XAuthTwitterEngine deprecated, use MGTwitterEngine (& new MGTwitterEngine demo app released)

MGTwitterEngineDemo UIIn March of this year, I created a Twitter library called XAuthTwitterEngine based on Matt Gemmell's awesome MGTwitterEngine library and the excellent work (and with the assistance) of a number of great developers (including Ben Gottlieb, Jon Crosby, Chris Kimpton, and Isaiah Carew, Steve Reynolds, and Norio Nomura). Back then, MGTwitterEngine didn't have oAuth/xAuth support and I built XAuthTwitterEngine as a stop-gap, with the intension of back-porting to MGTwitterEngine at some point.

Well, MGTwitterEngine has had excellent oAuth/xAuth for some time now and I finally got round to checking it out today only to realize just how much progress they've made. It's definitely time to deprecate XAuthTwitterEngine and start using MGTwitterEngine again (so I am back-porting Feathers to MGTwitterEngine at the moment).

New demo

One of my goals in releasing XAuthTwitterEngine was to have a simple demo that developer's could use as a reference – something that "just works". I still think that's necessary for MGTwitterEngine so I created a new one based on the demo project in XAuthTwitterEngine.

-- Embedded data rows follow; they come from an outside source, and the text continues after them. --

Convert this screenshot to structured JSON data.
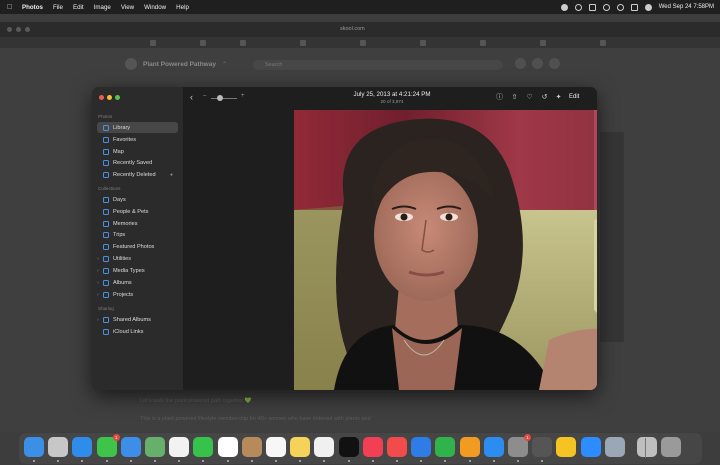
{
  "menubar": {
    "app": "Photos",
    "items": [
      "File",
      "Edit",
      "Image",
      "View",
      "Window",
      "Help"
    ],
    "clock": "Wed Sep 24  7:58PM"
  },
  "safari": {
    "url": "skool.com",
    "site_title": "Plant Powered Pathway",
    "search_placeholder": "Search",
    "bg_text_1": "Let's walk the plant powered path together 💚",
    "bg_text_2": "This is a plant powered lifestyle membership for 40+ women who have tinkered with plants and"
  },
  "photos": {
    "sections": {
      "photos": "Photos",
      "collections": "Collections",
      "sharing": "Sharing"
    },
    "photos_items": [
      {
        "label": "Library",
        "icon": "library-icon",
        "selected": true
      },
      {
        "label": "Favorites",
        "icon": "heart-icon"
      },
      {
        "label": "Map",
        "icon": "map-icon"
      },
      {
        "label": "Recently Saved",
        "icon": "download-icon"
      },
      {
        "label": "Recently Deleted",
        "icon": "trash-icon"
      }
    ],
    "collection_items": [
      {
        "label": "Days",
        "icon": "calendar-icon"
      },
      {
        "label": "People & Pets",
        "icon": "person-icon"
      },
      {
        "label": "Memories",
        "icon": "memories-icon"
      },
      {
        "label": "Trips",
        "icon": "suitcase-icon"
      },
      {
        "label": "Featured Photos",
        "icon": "photo-icon"
      },
      {
        "label": "Utilities",
        "icon": "utilities-icon"
      },
      {
        "label": "Media Types",
        "icon": "media-types-icon"
      },
      {
        "label": "Albums",
        "icon": "album-icon"
      },
      {
        "label": "Projects",
        "icon": "projects-icon"
      }
    ],
    "sharing_items": [
      {
        "label": "Shared Albums",
        "icon": "shared-album-icon"
      },
      {
        "label": "iCloud Links",
        "icon": "link-icon"
      }
    ],
    "toolbar": {
      "date": "July 25, 2013 at 4:21:24 PM",
      "count": "20 of 3,974",
      "edit_label": "Edit"
    }
  },
  "dock": {
    "apps": [
      {
        "name": "Finder",
        "color": "#3b8fe6"
      },
      {
        "name": "Launchpad",
        "color": "#c7c7c7"
      },
      {
        "name": "Safari",
        "color": "#2f8ce8"
      },
      {
        "name": "Messages",
        "color": "#3ec44b",
        "badge": "1"
      },
      {
        "name": "Mail",
        "color": "#3d8ee8"
      },
      {
        "name": "Maps",
        "color": "#67b06b"
      },
      {
        "name": "Photos",
        "color": "#f2f2f2"
      },
      {
        "name": "FaceTime",
        "color": "#36c24b"
      },
      {
        "name": "Calendar",
        "color": "#ffffff"
      },
      {
        "name": "Contacts",
        "color": "#b78a5c"
      },
      {
        "name": "Reminders",
        "color": "#f7f7f7"
      },
      {
        "name": "Notes",
        "color": "#f5d35a"
      },
      {
        "name": "Freeform",
        "color": "#f0f0f0"
      },
      {
        "name": "TV",
        "color": "#111111"
      },
      {
        "name": "Music",
        "color": "#f23f53"
      },
      {
        "name": "News",
        "color": "#f24b4b"
      },
      {
        "name": "Keynote",
        "color": "#2f7ce6"
      },
      {
        "name": "Numbers",
        "color": "#2fb34a"
      },
      {
        "name": "Pages",
        "color": "#f29b23"
      },
      {
        "name": "App Store",
        "color": "#2d8cf0"
      },
      {
        "name": "System Settings",
        "color": "#8d8d8d",
        "badge": "1"
      },
      {
        "name": "iPhone Mirroring",
        "color": "#555555"
      },
      {
        "name": "Tips",
        "color": "#f5c424"
      },
      {
        "name": "Zoom",
        "color": "#2d8cff"
      },
      {
        "name": "Preview",
        "color": "#9aa7b5"
      },
      {
        "name": "Downloads",
        "color": "#bfbfbf"
      },
      {
        "name": "Trash",
        "color": "#9a9a9a"
      }
    ]
  },
  "colors": {
    "accent": "#4a90e2",
    "window_bg": "#1e1e1e",
    "sidebar_bg": "#2b2b2b"
  }
}
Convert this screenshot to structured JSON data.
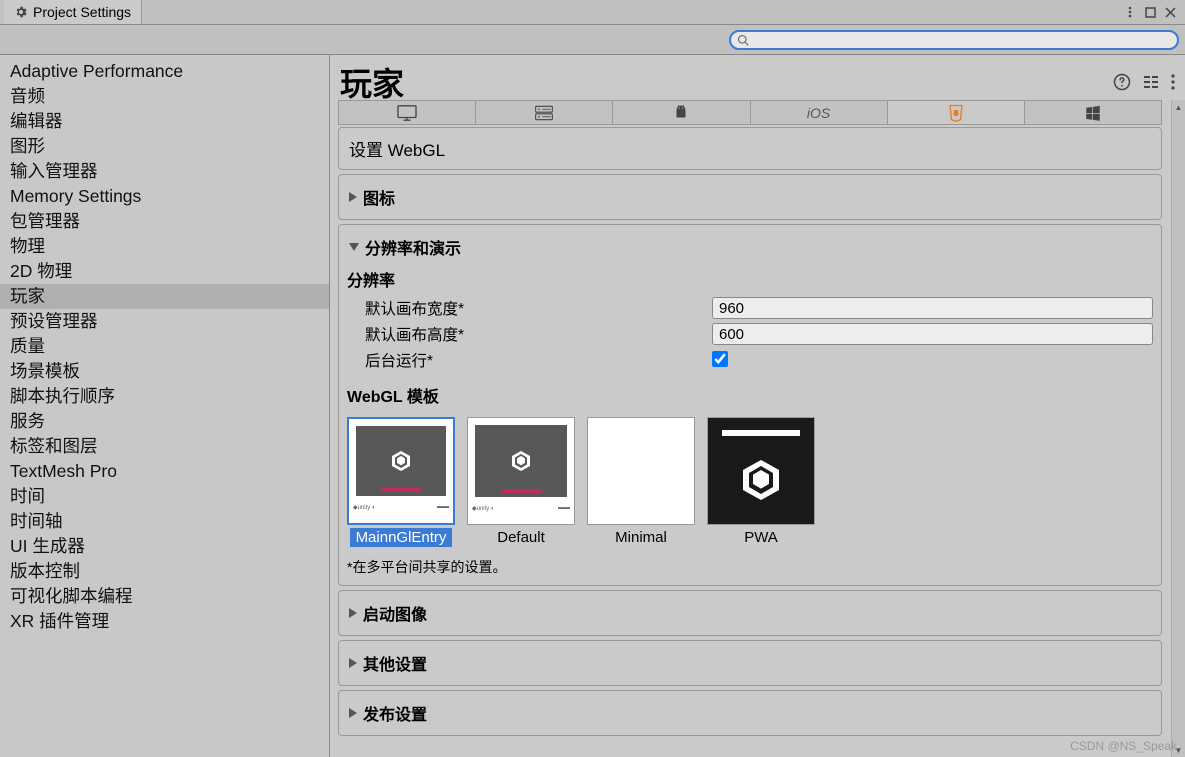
{
  "window": {
    "title": "Project Settings"
  },
  "search": {
    "placeholder": ""
  },
  "sidebar": {
    "items": [
      {
        "label": "Adaptive Performance"
      },
      {
        "label": "音频"
      },
      {
        "label": "编辑器"
      },
      {
        "label": "图形"
      },
      {
        "label": "输入管理器"
      },
      {
        "label": "Memory Settings"
      },
      {
        "label": "包管理器"
      },
      {
        "label": "物理"
      },
      {
        "label": "2D 物理"
      },
      {
        "label": "玩家",
        "selected": true
      },
      {
        "label": "预设管理器"
      },
      {
        "label": "质量"
      },
      {
        "label": "场景模板"
      },
      {
        "label": "脚本执行顺序"
      },
      {
        "label": "服务"
      },
      {
        "label": "标签和图层"
      },
      {
        "label": "TextMesh Pro"
      },
      {
        "label": "时间"
      },
      {
        "label": "时间轴"
      },
      {
        "label": "UI 生成器"
      },
      {
        "label": "版本控制"
      },
      {
        "label": "可视化脚本编程"
      },
      {
        "label": "XR 插件管理"
      }
    ]
  },
  "page": {
    "title": "玩家",
    "platform_section_title": "设置 WebGL",
    "platforms": [
      "desktop",
      "server",
      "android",
      "ios",
      "webgl",
      "windows"
    ],
    "active_platform": 4,
    "sections": {
      "icon": {
        "label": "图标",
        "expanded": false
      },
      "resolution": {
        "label": "分辨率和演示",
        "expanded": true,
        "sub_header": "分辨率",
        "canvas_width_label": "默认画布宽度*",
        "canvas_width_value": "960",
        "canvas_height_label": "默认画布高度*",
        "canvas_height_value": "600",
        "run_bg_label": "后台运行*",
        "run_bg_value": true,
        "templates_header": "WebGL 模板",
        "templates": [
          {
            "name": "MainnGlEntry",
            "selected": true
          },
          {
            "name": "Default"
          },
          {
            "name": "Minimal"
          },
          {
            "name": "PWA"
          }
        ],
        "footnote": "*在多平台间共享的设置。"
      },
      "splash": {
        "label": "启动图像",
        "expanded": false
      },
      "other": {
        "label": "其他设置",
        "expanded": false
      },
      "publish": {
        "label": "发布设置",
        "expanded": false
      }
    }
  },
  "watermark": "CSDN @NS_Speak"
}
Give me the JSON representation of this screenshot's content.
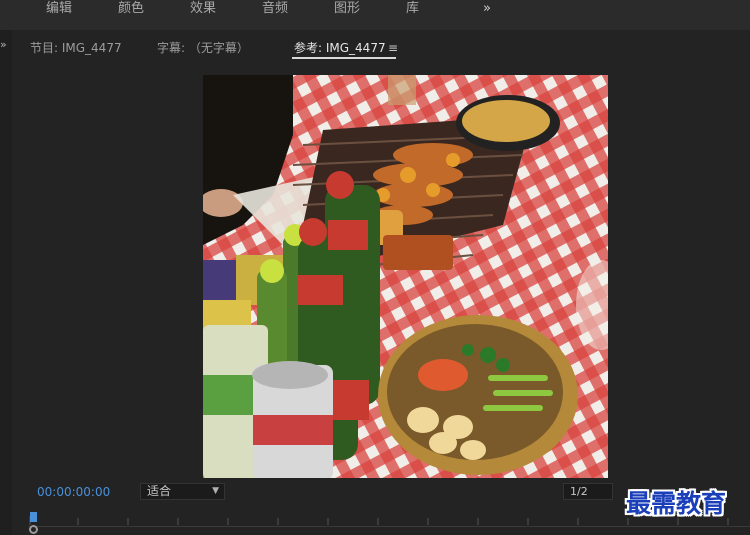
{
  "workspace_menu": {
    "items": [
      "编辑",
      "颜色",
      "效果",
      "音频",
      "图形",
      "库"
    ],
    "more": "»"
  },
  "panel": {
    "tabs": [
      {
        "label": "节目: IMG_4477"
      },
      {
        "label": "字幕: （无字幕）"
      },
      {
        "label": "参考: IMG_4477",
        "active": true
      }
    ],
    "tab_menu_icon": "≡",
    "left_expand": "»"
  },
  "monitor": {
    "timecode": "00:00:00:00",
    "fit": "适合",
    "resolution": "1/2"
  },
  "watermark": {
    "text": "最需教育"
  },
  "colors": {
    "accent": "#4a90d9",
    "panel_bg": "#232323",
    "watermark": "#1a3fb8"
  }
}
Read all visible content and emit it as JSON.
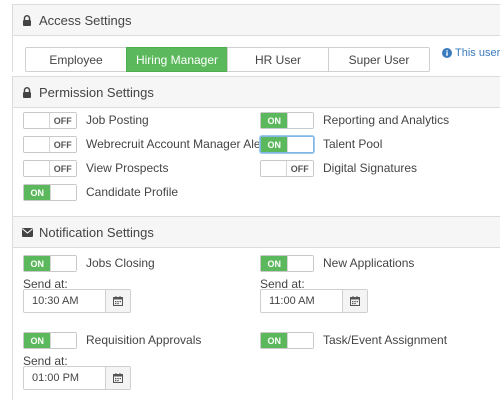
{
  "access": {
    "title": "Access Settings",
    "tabs": [
      {
        "label": "Employee",
        "active": false
      },
      {
        "label": "Hiring Manager",
        "active": true
      },
      {
        "label": "HR User",
        "active": false
      },
      {
        "label": "Super User",
        "active": false
      }
    ],
    "info_text": "This user l"
  },
  "permission": {
    "title": "Permission Settings",
    "items": [
      {
        "label": "Job Posting",
        "state": "OFF"
      },
      {
        "label": "Reporting and Analytics",
        "state": "ON"
      },
      {
        "label": "Webrecruit Account Manager Alert",
        "state": "OFF"
      },
      {
        "label": "Talent Pool",
        "state": "ON"
      },
      {
        "label": "View Prospects",
        "state": "OFF"
      },
      {
        "label": "Digital Signatures",
        "state": "OFF"
      },
      {
        "label": "Candidate Profile",
        "state": "ON"
      }
    ]
  },
  "notification": {
    "title": "Notification Settings",
    "send_at_label": "Send at:",
    "items": [
      {
        "label": "Jobs Closing",
        "state": "ON",
        "time": "10:30 AM"
      },
      {
        "label": "New Applications",
        "state": "ON",
        "time": "11:00 AM"
      },
      {
        "label": "Requisition Approvals",
        "state": "ON",
        "time": "01:00 PM"
      },
      {
        "label": "Task/Event Assignment",
        "state": "ON"
      }
    ]
  },
  "colors": {
    "accent_green": "#5cb85c",
    "info_blue": "#3a7bbd",
    "header_bg": "#f6f6f6"
  }
}
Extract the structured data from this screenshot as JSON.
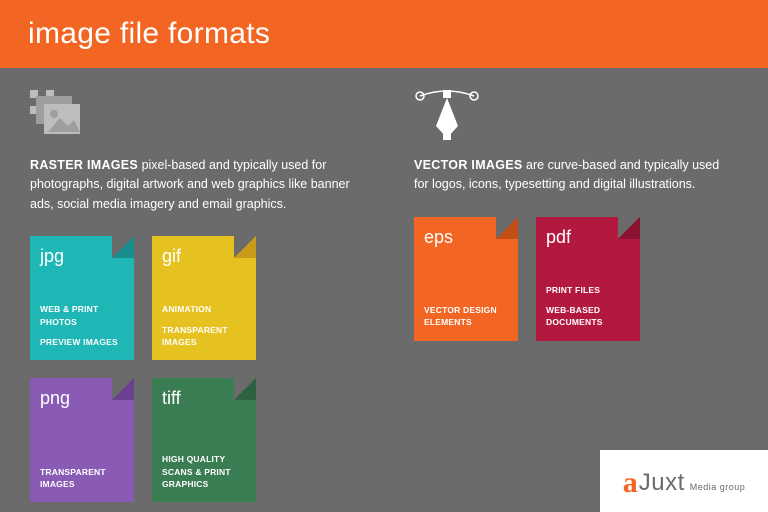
{
  "header": {
    "title": "image file formats"
  },
  "raster": {
    "heading": "RASTER IMAGES",
    "body": "pixel-based and typically used for photographs, digital artwork and web graphics like banner ads, social media imagery and email graphics.",
    "formats": [
      {
        "ext": "jpg",
        "class": "jpg",
        "use1": "WEB & PRINT PHOTOS",
        "use2": "PREVIEW IMAGES"
      },
      {
        "ext": "gif",
        "class": "gif",
        "use1": "ANIMATION",
        "use2": "TRANSPARENT IMAGES"
      },
      {
        "ext": "png",
        "class": "png",
        "use1": "TRANSPARENT IMAGES",
        "use2": ""
      },
      {
        "ext": "tiff",
        "class": "tiff",
        "use1": "HIGH QUALITY SCANS & PRINT GRAPHICS",
        "use2": ""
      }
    ]
  },
  "vector": {
    "heading": "VECTOR IMAGES",
    "body": "are curve-based and typically used for logos, icons, typesetting and digital illustrations.",
    "formats": [
      {
        "ext": "eps",
        "class": "eps",
        "use1": "VECTOR DESIGN ELEMENTS",
        "use2": ""
      },
      {
        "ext": "pdf",
        "class": "pdf",
        "use1": "PRINT FILES",
        "use2": "WEB-BASED DOCUMENTS"
      }
    ]
  },
  "logo": {
    "mark": "a",
    "name": "Juxt",
    "sub": "Media group"
  }
}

Check out the MGTwitterEngine demo project on Github.

Some notes on the demo:

As the first step in porting Feathers back to MGTwitterEngine, I'm planning on evolving XAuthTwitterEngine into a façade that simply proxies calls to MGTwitterEngine. When that's ready, I'll release it as a drop-in replacement to get those of you using XAuthTwitterEngine to seamlessly and transparently switch to using the latest and greatest MGTwitterEngine (or, if you don't want to wait, Scratch that, I just had a look at it and it's definitely more trouble than it's worth – it's easier to just use the demo I liked to above as a guide to port your apps yourselves. The façade should just be an intermediary step anyway.)

Hope you find the demo project useful in getting up and running with MGTwitterEngine.